Pizza Party

I was 32 when I started cooking; up until then, I just ate. --Julia Child

I used to love going to slumber parties when I was a kid. Probably because it usually meant I'd be staying in town and there would be pizza.  We lived out in the country so we didn't usually have pizza delivered (we had to meet the delivery guy halfway in a church parking lot--true story).

There's nothing better than pizza and friends, and Chris and I had a fun night recently with some of our friends...making pizzas!  (Hint: It would be a great way to spend a Friday night...)

We purchased dough for two pies from the local pizza place ($3 each) and cut each in half, so we had four pieces.  We each took one and stretched and shaped the dough into a small pie. Then, we ladled sauce over the dough and topped with our favorite toppings: fresh mozzarella and basil for one; sausage, artichokes and smoked mozzarella for another; olives, roasted peppers, mozzarella, sausage, pepperoni, and green peppers for the third; and grated Parmesan, fresh mozzarella, shredded mozzarella and sausage for the last one.  

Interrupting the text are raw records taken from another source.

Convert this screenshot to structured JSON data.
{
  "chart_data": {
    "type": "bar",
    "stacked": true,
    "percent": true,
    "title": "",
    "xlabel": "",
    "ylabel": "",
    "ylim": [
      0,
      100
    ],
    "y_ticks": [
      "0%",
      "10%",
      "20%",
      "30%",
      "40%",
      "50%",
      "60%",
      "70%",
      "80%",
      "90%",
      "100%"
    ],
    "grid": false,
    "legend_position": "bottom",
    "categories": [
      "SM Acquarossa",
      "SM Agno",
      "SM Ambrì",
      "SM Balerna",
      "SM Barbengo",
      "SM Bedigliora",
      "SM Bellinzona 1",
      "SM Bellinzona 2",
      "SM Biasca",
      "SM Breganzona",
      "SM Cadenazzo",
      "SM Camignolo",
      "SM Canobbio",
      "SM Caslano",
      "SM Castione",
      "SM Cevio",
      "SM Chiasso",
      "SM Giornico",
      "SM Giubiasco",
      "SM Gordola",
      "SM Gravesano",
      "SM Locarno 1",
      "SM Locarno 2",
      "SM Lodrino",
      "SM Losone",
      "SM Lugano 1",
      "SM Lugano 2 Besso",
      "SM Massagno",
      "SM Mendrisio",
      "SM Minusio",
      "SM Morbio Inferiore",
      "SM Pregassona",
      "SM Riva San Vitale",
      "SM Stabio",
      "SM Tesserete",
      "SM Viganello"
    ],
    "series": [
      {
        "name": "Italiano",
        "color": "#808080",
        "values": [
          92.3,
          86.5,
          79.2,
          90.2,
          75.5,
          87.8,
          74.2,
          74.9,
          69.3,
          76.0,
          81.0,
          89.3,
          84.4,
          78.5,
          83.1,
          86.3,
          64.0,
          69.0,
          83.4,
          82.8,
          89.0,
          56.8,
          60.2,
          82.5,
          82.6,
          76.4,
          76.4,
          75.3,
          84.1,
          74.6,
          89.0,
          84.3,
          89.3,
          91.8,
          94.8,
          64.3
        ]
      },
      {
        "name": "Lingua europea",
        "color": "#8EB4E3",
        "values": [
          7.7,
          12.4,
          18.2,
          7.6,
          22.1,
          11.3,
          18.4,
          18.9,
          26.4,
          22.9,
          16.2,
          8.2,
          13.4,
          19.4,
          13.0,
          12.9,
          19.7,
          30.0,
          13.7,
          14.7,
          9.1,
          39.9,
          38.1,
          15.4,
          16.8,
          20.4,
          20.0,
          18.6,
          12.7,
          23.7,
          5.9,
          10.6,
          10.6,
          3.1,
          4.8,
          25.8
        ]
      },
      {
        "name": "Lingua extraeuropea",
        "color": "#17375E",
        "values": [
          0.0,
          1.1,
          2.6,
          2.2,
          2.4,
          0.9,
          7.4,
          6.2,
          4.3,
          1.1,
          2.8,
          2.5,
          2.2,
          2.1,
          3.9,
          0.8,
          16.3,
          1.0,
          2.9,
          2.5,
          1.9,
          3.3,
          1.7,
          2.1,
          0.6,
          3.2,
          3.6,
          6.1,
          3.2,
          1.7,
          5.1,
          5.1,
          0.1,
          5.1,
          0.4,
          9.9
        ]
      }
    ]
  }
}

We hung around the kitchen island, drinking wine and making the pizzas. We'd eat them as soon as they came out of the oven, all bubbly and hot. (I had the regular oven with the pizza stone and the convection oven both going at about 450-475 degrees each.)  The pizzas were terrific--the crust was chewy yet crisp, and the fresh ingredients really made them sing.  And, we of course had fun using our hands and making a mess in the process.  

An adult pizza party that made us feel like kids again.  How fun is that?

Simple Pizza Sauce
1 large can (28 oz) peeled San Marzano tomatoes
4 garlic cloves
1 TBS Parmesan
2 tsp dried oregano
Kosher salt to taste
1/2-1 tsp extra fine sugar
1 pinch crushed red pepper flakes

Peel and halve the garlic cloves and rub them on the sides and bottom of a large nonreactive bowl, then set aside for future use, or toss.  Pour the tomatoes in the bowl and puree, using an immersion blender. Stir in the seasonings, adding more or less to taste.  You want the sauce to be subtle so it doesn't overtake the toppings, but you want it to taste good, too.